Flavour Changing Neutral Currents in Intersecting Brane Models
S. Abel, M. Masip, J. Santiago
TL;DR
The paper shows that in intersecting D-brane models, localization of chiral fermions at separate brane intersections induces FCNCs through gauge KK modes, threatening low-scale phenomenology. It develops both a field-theory calculation and a full string-theory disk amplitude analysis, obtaining consistent four-fermion operators and natural UV regularization of KK sums via string dynamics. The Kaon sector bounds force the lightest KK mode, and hence the string scale, to be well above the TeV scale (e.g. $M_1$ in the hundreds to thousands of TeV range and $M_s \gtrsim 10^2$ TeV), with instanton effects further strengthening limits when the string length is near the compactification scale. Consequently, non-supersymmetric intersecting-brane models are phenomenologically disfavoured, and the work has important implications for UV completions and experimental expectations of such string-inspired constructions.
Abstract
Intersecting D-brane models provide an attractive explanation of family replication in the context of string theory. We show, however, that the localization of fermion families at different brane intersections in the extra dimensions introduces flavour changing neutral currents mediated by the Kaluza-Klein excitations of the gauge fields.
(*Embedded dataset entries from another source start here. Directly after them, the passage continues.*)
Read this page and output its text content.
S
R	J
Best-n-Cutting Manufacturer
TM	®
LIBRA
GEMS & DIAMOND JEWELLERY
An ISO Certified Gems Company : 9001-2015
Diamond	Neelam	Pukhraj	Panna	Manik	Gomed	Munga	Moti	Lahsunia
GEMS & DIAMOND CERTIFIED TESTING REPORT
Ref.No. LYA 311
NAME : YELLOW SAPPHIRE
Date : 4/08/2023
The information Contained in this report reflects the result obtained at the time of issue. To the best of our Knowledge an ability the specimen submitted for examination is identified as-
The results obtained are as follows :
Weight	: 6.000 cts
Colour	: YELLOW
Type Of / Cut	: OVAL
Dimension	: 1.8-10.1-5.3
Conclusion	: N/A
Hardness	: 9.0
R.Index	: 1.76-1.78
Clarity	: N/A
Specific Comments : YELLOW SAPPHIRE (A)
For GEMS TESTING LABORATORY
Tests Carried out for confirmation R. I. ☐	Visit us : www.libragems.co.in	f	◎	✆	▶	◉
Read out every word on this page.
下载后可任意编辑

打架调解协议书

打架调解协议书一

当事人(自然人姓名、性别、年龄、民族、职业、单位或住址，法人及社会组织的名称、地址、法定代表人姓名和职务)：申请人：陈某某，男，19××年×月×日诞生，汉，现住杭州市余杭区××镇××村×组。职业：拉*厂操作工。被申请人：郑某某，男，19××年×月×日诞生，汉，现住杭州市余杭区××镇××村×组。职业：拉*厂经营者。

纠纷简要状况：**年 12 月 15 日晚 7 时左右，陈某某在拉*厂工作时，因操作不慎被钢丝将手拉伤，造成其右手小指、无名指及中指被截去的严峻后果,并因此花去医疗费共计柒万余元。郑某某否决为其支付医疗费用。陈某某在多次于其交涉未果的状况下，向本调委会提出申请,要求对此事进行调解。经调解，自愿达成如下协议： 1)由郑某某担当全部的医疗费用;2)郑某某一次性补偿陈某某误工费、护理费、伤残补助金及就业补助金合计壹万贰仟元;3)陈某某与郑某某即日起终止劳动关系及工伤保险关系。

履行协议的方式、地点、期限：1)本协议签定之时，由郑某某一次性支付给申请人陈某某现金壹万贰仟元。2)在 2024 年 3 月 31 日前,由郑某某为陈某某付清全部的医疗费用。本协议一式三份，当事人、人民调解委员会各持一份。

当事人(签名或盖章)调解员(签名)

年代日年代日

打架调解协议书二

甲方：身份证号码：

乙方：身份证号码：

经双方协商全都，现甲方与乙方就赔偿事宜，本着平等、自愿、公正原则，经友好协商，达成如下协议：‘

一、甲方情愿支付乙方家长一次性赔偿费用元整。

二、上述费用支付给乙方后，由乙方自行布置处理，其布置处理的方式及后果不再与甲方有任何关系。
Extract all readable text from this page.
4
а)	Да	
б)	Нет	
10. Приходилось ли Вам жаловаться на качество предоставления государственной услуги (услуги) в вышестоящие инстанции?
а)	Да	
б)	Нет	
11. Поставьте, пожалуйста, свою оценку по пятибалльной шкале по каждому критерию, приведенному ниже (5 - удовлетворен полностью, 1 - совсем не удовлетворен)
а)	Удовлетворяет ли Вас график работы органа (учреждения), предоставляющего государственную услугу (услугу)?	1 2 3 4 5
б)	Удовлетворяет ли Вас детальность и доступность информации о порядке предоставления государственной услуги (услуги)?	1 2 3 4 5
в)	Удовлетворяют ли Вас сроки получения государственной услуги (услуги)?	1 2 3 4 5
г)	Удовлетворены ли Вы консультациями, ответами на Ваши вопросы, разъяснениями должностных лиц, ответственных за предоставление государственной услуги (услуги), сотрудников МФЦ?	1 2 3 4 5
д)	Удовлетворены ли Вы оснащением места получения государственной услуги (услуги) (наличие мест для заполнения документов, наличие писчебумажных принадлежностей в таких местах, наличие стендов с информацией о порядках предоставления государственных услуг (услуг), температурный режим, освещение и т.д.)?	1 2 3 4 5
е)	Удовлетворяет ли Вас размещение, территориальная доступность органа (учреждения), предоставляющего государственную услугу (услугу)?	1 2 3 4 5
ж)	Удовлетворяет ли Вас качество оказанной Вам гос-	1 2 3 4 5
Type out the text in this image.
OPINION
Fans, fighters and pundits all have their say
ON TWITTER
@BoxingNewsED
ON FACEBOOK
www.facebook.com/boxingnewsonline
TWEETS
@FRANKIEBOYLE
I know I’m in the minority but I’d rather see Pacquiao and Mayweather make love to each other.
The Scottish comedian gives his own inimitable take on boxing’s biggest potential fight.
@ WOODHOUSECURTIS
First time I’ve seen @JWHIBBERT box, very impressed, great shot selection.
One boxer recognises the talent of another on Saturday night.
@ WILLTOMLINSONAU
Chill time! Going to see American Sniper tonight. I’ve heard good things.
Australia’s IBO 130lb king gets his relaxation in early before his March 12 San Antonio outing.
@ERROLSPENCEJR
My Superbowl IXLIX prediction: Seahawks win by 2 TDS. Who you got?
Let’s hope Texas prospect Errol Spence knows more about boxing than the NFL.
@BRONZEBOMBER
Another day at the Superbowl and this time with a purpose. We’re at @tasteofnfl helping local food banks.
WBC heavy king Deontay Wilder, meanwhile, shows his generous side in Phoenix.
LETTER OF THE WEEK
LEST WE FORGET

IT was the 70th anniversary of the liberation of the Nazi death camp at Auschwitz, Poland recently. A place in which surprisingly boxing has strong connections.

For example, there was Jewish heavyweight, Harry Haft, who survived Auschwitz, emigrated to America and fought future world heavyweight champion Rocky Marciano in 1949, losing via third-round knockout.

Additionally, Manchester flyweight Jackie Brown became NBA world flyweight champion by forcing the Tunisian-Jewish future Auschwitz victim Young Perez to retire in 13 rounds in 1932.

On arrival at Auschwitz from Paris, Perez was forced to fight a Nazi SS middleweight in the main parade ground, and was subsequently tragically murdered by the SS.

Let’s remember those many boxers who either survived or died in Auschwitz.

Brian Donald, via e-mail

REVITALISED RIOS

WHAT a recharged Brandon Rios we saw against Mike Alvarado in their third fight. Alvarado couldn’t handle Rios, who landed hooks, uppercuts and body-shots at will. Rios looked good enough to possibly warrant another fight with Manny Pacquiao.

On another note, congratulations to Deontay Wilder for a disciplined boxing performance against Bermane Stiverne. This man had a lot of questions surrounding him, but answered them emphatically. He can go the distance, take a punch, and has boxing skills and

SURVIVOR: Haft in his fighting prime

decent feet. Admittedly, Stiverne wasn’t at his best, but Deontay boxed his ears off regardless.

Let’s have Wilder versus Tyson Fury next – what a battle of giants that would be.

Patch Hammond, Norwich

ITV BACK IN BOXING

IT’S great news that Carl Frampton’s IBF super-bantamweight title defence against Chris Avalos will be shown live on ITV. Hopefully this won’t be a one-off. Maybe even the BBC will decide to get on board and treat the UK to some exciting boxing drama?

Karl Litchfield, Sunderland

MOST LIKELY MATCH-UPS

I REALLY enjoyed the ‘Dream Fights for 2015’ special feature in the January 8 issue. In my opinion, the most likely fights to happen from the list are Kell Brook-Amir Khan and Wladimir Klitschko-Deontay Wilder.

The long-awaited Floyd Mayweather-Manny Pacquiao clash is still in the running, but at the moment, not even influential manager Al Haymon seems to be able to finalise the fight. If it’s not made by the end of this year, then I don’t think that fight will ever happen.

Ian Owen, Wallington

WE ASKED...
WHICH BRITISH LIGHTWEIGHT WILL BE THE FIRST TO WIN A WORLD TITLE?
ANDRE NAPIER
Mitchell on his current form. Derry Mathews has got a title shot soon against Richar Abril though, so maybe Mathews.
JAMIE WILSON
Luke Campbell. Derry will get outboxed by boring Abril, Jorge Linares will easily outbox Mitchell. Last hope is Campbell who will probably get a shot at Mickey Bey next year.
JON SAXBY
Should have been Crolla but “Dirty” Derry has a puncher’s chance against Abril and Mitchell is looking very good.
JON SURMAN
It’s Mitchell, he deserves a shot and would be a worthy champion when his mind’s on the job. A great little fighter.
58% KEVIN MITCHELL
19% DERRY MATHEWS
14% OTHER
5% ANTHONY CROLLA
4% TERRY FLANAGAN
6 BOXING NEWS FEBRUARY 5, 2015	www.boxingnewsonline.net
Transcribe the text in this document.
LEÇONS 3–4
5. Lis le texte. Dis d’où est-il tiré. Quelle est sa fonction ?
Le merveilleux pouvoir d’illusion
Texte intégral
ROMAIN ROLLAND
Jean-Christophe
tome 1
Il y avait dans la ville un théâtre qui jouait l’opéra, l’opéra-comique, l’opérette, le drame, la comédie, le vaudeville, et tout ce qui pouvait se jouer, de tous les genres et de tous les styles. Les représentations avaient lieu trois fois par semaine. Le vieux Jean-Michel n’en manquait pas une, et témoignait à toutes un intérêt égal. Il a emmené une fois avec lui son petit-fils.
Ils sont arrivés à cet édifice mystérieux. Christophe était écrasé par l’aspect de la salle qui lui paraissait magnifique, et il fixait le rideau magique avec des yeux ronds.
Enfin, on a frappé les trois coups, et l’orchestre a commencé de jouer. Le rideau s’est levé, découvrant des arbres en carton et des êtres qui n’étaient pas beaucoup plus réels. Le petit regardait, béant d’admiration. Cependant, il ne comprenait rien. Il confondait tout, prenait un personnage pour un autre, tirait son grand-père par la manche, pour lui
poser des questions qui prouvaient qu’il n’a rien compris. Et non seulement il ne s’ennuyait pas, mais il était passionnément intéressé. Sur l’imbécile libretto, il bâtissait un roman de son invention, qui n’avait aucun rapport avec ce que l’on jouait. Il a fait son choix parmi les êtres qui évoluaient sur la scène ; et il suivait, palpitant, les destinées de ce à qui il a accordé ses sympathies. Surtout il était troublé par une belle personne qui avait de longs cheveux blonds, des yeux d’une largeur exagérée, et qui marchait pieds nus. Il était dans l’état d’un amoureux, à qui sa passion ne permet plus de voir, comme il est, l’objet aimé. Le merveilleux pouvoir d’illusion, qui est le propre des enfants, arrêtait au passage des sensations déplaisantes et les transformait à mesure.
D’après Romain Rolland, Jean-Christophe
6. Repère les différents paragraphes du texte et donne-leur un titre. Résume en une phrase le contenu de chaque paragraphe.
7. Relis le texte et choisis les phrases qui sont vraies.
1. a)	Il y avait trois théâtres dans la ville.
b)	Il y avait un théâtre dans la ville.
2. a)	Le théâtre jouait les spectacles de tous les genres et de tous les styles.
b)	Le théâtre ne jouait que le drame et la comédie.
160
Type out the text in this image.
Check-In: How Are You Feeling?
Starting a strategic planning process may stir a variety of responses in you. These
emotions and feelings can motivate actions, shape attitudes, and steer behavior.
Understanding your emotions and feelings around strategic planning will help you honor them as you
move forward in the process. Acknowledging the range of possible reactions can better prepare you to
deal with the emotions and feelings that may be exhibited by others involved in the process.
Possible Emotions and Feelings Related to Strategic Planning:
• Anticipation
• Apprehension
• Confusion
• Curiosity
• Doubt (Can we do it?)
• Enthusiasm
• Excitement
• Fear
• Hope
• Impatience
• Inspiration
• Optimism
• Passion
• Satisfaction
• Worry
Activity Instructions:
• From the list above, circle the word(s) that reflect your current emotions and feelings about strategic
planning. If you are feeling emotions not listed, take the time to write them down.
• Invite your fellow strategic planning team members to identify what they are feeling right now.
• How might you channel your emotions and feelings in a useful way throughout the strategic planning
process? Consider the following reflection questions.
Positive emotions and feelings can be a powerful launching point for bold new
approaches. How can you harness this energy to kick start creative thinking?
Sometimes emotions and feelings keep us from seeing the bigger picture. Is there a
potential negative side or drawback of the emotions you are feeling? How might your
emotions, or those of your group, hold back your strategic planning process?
This is a generic feature in these models, and it implies stringent bounds on the mass of the lightest Kaluza-Klein modes (becoming severe when the compactification radii are larger than the string length). We present the full string calculation of four-fermion interactions in models with intersecting D-branes, recovering the field theory result. This reveals other stringy sources of flavour violation, which give bounds that are complementary to the KK bounds (i.e. they become severe when the compactification radii are comparable to the string length). Taken together these bounds imply that the string scale is larger than $M_s\gtrsim 10^2$ TeV, implying that non-supersymmetric cases are phenomenologically disfavoured.